Bateria
Akumulator to chyba pierwszy element tego smartfona, gdzie mogę mówić o lekkim rozczarowaniu. Co prawda bateria o pojemności 3080 mAh to w sumie taki standard, ale w przypadku tego producenta wydaje się krokiem wstecz, ponieważ jeszcze nie tak dawno Xiaomi upychało do mniejszych modeli ponad 4000 mAh (patrz Redmi 4). Do tego trzeba wziąć pod uwagę sporych rozmiarów wyświetlacz o rozdzielczości Full HD, który przekłada się na szybsze umykanie procentów z akumulatora. W gruncie rzeczy cały dzień pracy na jednym ładowaniu (jeśli będziemy bardziej oszczędni to nawet 1,5 do 2 dni) nie jest może złym wynikiem, ale oczekiwania w tym zakresie były zdecydowanie większe. Mnie udawało się wyciągnąć jakieś 5,5 godziny SoT (pracy na włączonym wyświetlaczu), gdzie korzystałem z LTE, Wi-Fi, słuchałem muzyki, oglądałem nieco filmów i przeglądałem Internet.
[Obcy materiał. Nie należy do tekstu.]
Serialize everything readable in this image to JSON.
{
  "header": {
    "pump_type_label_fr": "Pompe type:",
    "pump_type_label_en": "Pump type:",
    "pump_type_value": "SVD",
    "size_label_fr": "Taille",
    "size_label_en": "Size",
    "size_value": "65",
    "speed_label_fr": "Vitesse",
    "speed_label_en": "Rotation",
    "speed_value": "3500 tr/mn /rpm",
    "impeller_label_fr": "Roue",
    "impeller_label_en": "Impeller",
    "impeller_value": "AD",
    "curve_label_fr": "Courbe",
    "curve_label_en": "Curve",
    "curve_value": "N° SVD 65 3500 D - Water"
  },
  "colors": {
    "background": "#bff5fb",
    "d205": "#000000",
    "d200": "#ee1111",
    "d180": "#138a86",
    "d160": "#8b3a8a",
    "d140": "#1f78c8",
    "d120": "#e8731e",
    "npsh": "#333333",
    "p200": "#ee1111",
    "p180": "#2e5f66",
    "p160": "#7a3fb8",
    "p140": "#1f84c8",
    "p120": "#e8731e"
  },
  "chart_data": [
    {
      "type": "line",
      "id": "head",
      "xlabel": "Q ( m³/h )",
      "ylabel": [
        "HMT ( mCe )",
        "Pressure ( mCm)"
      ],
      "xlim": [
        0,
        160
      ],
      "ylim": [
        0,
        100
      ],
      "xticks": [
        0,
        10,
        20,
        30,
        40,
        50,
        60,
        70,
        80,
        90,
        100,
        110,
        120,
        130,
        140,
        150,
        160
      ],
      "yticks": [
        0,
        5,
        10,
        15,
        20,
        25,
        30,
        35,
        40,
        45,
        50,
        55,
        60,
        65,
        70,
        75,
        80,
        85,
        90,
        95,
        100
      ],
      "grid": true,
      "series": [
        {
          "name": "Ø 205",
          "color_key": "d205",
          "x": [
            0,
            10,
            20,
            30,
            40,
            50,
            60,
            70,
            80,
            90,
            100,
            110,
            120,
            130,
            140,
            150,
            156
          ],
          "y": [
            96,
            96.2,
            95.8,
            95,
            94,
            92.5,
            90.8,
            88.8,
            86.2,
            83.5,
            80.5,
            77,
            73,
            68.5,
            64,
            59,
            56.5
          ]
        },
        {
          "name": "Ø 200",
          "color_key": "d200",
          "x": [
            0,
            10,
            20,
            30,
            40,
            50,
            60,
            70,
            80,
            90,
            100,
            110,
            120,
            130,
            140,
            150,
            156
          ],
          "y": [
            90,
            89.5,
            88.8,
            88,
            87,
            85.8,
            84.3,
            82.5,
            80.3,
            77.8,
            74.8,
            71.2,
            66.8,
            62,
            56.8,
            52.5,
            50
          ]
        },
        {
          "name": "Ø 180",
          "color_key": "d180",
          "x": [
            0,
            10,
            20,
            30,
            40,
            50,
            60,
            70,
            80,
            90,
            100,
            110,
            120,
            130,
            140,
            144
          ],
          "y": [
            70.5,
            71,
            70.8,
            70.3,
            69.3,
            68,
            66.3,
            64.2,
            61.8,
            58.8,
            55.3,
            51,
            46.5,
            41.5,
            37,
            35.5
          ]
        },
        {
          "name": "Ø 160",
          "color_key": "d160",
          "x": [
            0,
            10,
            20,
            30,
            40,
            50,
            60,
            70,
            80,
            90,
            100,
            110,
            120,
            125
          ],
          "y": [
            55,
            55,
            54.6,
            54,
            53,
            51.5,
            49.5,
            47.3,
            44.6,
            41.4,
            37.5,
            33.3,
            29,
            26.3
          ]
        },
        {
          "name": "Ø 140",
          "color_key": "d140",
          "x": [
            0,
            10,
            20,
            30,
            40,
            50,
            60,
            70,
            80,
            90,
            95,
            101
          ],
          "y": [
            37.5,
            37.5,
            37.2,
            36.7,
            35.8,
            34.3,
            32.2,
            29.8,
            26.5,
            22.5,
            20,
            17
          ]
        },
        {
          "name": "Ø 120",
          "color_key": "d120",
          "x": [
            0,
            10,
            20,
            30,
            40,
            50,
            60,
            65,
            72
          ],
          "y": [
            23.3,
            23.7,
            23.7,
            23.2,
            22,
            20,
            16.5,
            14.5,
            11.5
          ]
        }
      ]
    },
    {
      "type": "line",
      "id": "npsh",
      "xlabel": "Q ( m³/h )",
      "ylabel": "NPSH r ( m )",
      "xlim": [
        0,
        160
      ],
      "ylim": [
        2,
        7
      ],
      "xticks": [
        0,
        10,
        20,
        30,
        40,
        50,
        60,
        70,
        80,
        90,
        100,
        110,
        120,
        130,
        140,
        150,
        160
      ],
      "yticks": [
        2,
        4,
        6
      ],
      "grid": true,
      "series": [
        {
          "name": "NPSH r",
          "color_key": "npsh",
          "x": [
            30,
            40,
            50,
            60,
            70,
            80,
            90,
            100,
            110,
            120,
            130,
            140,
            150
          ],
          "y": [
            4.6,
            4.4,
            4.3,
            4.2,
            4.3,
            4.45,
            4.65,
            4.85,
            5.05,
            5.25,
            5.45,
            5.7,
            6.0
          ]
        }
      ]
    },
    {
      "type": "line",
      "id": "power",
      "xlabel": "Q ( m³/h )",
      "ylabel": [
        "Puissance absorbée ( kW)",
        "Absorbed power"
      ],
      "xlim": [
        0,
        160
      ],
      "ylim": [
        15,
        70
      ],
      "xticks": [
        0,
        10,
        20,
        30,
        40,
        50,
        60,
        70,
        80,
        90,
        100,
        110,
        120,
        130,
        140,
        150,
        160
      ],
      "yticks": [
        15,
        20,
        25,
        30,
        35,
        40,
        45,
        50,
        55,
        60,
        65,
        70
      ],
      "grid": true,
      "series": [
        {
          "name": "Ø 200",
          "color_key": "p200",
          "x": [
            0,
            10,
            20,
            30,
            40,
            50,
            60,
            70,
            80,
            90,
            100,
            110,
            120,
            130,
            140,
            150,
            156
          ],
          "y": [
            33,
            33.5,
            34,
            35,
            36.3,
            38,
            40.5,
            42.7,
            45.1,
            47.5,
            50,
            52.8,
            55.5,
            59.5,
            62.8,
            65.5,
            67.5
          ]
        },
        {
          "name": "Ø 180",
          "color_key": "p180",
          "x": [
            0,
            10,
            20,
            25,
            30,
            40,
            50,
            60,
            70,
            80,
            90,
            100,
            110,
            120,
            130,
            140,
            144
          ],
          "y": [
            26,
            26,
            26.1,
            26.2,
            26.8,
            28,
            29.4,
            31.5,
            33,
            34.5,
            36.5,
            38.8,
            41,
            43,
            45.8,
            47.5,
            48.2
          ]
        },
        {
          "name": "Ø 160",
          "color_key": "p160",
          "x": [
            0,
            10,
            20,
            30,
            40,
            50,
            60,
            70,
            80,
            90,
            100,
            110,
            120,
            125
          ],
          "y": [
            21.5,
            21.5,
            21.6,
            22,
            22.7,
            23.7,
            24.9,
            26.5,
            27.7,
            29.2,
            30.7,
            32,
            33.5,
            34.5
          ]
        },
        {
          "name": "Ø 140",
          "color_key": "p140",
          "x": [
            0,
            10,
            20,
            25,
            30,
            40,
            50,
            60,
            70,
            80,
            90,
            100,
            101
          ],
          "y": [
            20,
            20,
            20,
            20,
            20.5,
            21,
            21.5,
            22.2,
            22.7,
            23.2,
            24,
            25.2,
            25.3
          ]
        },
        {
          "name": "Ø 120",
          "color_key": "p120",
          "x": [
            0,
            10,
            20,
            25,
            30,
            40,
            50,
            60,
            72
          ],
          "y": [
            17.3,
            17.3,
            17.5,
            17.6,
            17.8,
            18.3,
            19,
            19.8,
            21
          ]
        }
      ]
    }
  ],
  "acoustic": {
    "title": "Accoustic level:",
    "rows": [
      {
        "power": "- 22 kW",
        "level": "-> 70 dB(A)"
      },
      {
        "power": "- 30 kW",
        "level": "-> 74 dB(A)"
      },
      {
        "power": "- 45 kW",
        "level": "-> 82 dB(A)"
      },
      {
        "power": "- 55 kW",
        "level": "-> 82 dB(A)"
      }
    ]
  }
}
Sytuację można było poprawić funkcją szybkiego ładowania i chociaż zastosowany Snapdragon wspiera taką technologię, to chiński producent nie zdecydował się na jej implementację (zupełnie niezrozumiały ruch), przez co pełne naładowanie baterii wymaga poświęcenia ok. 2 godzin.
Osprzęt i łączności
Przyszła pora przyjrzeć się kilku dodatkowym komponentom, które w mniejszym stopniu, ale wpływają na odbiór całości. I tak, czytnik linii papilarnych działa bez zarzutu, praktycznie zawsze identyfikując nasze odciski i choć może nie jest to najszybszy skaner, to nie można narzekać na ten aspekt. Poza tym czytnikowi możemy przypisać gest przesunięcia palca, który umożliwia wysunięcie paska powiadomień. Pochwalić trzeba także obsługę akcesoriów OTG. Pozytywnie wypadają też kwestie audio, ponieważ głośnik multimedialny gra dobrze - spodziewałem się tu typowego spłaszczonego i zniekształconego dźwięku, a tymczasem oferowana przez niego jakość jest naprawdę znośna (choć przydałoby się więcej basów), przez co oglądanie filmów przy jego udziale wypada naprawdę dobrze. Do muzyki rekomenduję jednak dobre słuchawki, tym bardziej, że gniazdo słuchawkowe także nie zawodzi i choć nie jest to poziom modeli z dedykowanymi DAC wysokiej klasy, to jednak powinien zadowolić większość użytkowników. Głośnik do rozmów także bardzo dobrze realizuje powierzone mu zadanie i nie sprawia żadnych problemów.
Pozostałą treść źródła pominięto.